O governo federal apresentou proposta de subvenção aos estados no montante aproximado de R$ 1,5 bilhão mensais, com o objetivo de compensar impactos fiscais decorrentes de medidas relacionadas à tributação do diesel.

Sob a ótica técnica, a discussão envolve a estrutura do ICMS monofásico sobre combustíveis, no qual a tributação ocorre em uma única etapa da cadeia, com alíquotas específicas ad rem (valor fixo por litro), definidas pelo Conselho Nacional de Política Fazendária (Confaz). Esse modelo confere maior previsibilidade arrecadatória aos estados, mas também aumenta a sensibilidade da receita a eventuais intervenções de política pública.

A subvenção proposta atua como um mecanismo de equalização federativa, destinado a recompor perdas de arrecadação decorrentes de políticas de desoneração ou estabilização de preços do diesel. Na prática, trata-se de uma transferência direta da União para os estados, com natureza compensatória, buscando preservar o equilíbrio fiscal subnacional sem comprometer a política econômica voltada ao controle inflacionário.

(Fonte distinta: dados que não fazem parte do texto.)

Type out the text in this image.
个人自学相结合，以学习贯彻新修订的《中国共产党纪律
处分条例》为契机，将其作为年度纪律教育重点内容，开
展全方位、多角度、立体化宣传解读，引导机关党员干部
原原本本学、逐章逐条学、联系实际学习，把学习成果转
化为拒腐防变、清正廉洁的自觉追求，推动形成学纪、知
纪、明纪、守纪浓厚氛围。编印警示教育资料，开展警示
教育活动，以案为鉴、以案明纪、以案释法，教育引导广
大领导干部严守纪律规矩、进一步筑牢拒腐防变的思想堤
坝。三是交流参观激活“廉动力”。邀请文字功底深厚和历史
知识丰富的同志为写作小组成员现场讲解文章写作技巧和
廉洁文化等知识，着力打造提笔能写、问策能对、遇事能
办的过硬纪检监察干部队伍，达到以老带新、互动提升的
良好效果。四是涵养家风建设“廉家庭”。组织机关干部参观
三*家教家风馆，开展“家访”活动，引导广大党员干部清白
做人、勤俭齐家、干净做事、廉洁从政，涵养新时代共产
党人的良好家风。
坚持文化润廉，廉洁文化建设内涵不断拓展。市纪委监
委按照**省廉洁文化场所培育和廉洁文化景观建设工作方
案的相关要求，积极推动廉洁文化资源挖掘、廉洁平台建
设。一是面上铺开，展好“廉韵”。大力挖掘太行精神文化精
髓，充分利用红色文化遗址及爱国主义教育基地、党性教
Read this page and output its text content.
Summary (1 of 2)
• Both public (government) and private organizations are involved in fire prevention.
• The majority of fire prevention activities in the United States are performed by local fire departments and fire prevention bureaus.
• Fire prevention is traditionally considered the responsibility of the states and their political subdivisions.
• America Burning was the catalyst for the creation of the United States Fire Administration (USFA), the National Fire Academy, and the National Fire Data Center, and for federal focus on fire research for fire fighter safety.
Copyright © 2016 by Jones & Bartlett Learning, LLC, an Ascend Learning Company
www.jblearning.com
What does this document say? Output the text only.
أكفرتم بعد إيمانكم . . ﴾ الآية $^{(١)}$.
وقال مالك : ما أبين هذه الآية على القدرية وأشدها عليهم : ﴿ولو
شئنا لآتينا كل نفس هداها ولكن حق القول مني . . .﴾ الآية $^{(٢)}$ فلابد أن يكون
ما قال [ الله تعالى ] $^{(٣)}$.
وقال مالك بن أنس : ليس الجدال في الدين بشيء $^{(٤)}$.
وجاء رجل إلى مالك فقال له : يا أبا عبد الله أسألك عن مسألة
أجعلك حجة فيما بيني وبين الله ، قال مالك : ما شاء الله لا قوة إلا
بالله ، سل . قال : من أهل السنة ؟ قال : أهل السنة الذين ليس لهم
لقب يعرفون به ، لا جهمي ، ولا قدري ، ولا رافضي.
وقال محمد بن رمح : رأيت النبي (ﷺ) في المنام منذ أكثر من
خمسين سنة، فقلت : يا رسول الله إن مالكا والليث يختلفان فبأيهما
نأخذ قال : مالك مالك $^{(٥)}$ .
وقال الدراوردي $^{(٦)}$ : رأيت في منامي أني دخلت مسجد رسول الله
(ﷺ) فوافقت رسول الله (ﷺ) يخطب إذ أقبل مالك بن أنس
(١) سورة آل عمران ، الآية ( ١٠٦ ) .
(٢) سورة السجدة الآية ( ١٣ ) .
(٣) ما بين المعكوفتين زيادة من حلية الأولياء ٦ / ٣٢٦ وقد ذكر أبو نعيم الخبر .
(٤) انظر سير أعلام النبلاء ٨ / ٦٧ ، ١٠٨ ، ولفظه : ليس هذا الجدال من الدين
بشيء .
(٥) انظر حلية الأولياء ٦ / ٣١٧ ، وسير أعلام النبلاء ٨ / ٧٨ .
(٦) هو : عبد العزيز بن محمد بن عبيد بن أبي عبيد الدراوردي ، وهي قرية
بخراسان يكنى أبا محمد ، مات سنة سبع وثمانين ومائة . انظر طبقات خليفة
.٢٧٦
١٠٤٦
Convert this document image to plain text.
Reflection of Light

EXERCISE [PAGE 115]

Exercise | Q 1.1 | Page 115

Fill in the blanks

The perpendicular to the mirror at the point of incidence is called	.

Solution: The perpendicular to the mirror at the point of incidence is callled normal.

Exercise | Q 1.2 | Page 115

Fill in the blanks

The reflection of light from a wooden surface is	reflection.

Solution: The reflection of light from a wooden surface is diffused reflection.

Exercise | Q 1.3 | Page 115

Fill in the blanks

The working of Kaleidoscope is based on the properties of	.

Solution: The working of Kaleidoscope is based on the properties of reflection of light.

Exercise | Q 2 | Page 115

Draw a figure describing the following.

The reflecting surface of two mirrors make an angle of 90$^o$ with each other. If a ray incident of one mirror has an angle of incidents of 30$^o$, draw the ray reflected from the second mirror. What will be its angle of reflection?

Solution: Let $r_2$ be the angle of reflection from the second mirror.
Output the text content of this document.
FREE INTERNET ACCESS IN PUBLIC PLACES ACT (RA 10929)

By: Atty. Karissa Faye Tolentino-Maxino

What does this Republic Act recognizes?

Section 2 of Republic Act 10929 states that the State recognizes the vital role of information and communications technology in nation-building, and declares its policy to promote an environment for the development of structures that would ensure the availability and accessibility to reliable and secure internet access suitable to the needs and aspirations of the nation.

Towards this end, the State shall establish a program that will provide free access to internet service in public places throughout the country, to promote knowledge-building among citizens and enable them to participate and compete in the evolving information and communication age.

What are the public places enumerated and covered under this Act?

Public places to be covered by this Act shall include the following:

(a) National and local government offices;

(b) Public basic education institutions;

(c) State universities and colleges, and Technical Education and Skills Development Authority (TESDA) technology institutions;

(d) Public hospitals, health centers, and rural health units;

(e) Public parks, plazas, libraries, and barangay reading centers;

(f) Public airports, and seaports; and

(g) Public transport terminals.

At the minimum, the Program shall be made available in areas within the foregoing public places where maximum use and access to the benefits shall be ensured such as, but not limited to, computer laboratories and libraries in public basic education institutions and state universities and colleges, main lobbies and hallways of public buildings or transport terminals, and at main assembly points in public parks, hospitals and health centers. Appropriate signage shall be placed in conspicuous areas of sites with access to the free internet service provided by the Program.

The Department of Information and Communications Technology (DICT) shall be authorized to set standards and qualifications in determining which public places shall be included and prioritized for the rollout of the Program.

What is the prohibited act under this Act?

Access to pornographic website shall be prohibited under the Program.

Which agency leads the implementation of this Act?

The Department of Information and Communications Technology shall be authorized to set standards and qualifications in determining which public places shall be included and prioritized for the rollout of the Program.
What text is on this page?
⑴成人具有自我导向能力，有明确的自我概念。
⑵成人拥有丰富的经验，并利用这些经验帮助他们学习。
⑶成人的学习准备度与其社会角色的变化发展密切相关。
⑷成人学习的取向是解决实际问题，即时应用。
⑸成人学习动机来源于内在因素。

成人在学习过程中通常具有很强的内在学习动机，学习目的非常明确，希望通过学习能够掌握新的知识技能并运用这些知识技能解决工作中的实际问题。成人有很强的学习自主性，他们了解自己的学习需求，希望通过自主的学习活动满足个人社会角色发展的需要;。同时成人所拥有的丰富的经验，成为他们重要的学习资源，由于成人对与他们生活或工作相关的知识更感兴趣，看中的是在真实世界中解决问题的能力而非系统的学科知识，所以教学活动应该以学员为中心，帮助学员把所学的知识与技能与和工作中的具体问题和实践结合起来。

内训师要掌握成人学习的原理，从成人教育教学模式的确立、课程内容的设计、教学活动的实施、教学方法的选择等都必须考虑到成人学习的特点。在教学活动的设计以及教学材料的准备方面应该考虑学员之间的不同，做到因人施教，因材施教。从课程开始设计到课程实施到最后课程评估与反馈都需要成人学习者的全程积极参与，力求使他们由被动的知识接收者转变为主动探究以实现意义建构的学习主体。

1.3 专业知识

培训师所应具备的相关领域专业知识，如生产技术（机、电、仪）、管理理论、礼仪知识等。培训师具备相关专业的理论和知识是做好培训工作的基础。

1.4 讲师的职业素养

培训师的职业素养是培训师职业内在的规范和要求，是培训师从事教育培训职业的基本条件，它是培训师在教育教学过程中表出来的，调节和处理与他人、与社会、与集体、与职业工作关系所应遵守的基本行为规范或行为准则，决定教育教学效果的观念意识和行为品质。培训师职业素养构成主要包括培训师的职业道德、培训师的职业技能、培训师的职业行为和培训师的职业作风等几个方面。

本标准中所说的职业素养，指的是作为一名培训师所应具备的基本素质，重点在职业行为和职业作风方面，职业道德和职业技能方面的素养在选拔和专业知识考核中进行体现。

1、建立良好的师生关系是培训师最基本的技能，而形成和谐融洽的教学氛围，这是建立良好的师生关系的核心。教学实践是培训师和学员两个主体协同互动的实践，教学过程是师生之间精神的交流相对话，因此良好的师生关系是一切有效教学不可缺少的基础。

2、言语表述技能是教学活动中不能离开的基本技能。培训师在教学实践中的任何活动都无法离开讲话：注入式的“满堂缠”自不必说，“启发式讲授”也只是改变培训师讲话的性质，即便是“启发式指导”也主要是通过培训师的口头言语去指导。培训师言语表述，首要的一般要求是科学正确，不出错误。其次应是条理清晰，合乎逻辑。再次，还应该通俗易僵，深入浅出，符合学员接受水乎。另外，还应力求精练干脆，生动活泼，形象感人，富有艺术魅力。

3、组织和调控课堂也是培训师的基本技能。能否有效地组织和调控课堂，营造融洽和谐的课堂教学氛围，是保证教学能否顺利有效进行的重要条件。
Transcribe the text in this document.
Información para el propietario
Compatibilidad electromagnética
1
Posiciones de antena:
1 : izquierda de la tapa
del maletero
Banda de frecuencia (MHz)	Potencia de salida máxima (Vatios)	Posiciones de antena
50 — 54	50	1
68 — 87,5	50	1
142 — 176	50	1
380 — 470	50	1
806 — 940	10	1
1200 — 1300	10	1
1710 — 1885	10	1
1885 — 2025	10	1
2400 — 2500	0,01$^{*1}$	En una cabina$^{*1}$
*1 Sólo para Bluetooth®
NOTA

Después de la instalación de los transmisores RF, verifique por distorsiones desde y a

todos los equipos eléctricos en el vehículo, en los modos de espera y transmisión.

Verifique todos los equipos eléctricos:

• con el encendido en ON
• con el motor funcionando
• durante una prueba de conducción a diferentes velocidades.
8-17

O diesel possui caráter estratégico na economia brasileira, sendo insumo essencial para os setores de transporte, logística e produção agroindustrial. Alterações na sua tributação impactam diretamente o custo de frete e, consequentemente, a formação de preços em toda a cadeia produtiva.

A proposta também se insere no contexto de coordenação entre União e estados no âmbito do federalismo fiscal, especialmente em temas que envolvem receitas compartilhadas e forte dependência arrecadatória, como é o caso do ICMS sobre combustíveis.

Do ponto de vista operacional, a medida busca mitigar distorções entre política de preços e arrecadação tributária, reduzindo o risco de desequilíbrios fiscais estaduais em cenários de intervenção sobre combustíveis, ao mesmo tempo em que mantém instrumentos de controle de inflação em nível nacional.